自動車など多くの工業製品は設計に3D CADシステムを使用することが多く、設計検討も立体図を使っておこなわれます。設計検討のためには、可動部分の動作やそれぞれのパーツの組立状態を確認するように、パーツごとに正確な立体図が必要です。

製品の広告やプレゼンではプロダクトパースは使用状態をイメージでき、製品ロゴなどまで入った魅力的な外観デザインを強調するような図が必要とされます。また実際の動作状態を、アニメーションなどで表現することも必要とされます。

インテリアパース など

インテリアパースは、室内の様子をCGパースで作成したものです。住宅や店舗、施設の内部を、内装や必要に応じて調度品を配置して内部にいるような視点で作成します。

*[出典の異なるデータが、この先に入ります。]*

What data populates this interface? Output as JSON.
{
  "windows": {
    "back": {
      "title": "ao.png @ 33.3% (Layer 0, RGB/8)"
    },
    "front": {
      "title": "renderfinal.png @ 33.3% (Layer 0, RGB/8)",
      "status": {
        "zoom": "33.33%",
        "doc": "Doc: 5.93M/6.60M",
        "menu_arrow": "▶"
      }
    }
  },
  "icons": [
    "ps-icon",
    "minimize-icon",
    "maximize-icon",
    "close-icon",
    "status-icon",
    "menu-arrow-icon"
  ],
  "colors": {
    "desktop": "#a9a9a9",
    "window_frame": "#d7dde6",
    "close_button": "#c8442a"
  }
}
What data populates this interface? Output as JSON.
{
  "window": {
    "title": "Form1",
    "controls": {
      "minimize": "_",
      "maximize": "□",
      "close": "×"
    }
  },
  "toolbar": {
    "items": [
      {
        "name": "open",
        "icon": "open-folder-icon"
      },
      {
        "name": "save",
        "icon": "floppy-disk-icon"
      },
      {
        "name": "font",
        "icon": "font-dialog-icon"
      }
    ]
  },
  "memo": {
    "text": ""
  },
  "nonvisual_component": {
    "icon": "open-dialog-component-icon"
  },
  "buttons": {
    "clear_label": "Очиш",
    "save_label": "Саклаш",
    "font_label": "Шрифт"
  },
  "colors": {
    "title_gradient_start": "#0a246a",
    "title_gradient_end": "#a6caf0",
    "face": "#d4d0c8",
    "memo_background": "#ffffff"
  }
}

床や内壁、天井などの素材感を表現するとともに、椅子やテーブル、システムキッチンなどを配置することによって、完成した住宅や店舗の内部を再現します。

新築の住宅や店舗設計の際に内部レイアウトや内装の検討に活用したり、既存の住宅、店舗のインテリアデザインの検討に活用したりします。また家具や設備の設置例として活用する場合もあります。

訴求する対象物は建築物とはかぎらず、床や内壁などの内装、キッチンやシャワーなどの設置設備、家具などの調度品や装飾品の場合もあります。訴求する対象物によって、CGパースを作成するときの視点や表現方法が変わります。

そのほかにも訴求する対象物によってさまざまなCGパースが作成されます。例えば屋外に設置するような建造物や各種のエクステリアを訴求するためのパースなどです。製品ができあがる前に製品の立体イメージを作成することができるので、マーケティングや企画検討などのためにもCGパースを活用します。

まとめ

CGパースはコンピュータを使った3D CG処理によって、建築や景観、工業製品などを立体的に表現した図です。対象は建築物にとどまらず、大規模な土木建設プロジェクトから自動車や家電製品、家具などの工業製品などにもおよびます。

CGパースを利用することによって、設計、建築のプロではない全ての関係者を含めて、プランニングの段階からプロジェクトの完成イメージを共有しながら作業をすすめることができます。CGパースでは表面の質感や光源、家具などを自由に配置でき、変更した結果も短時間で確認することができます。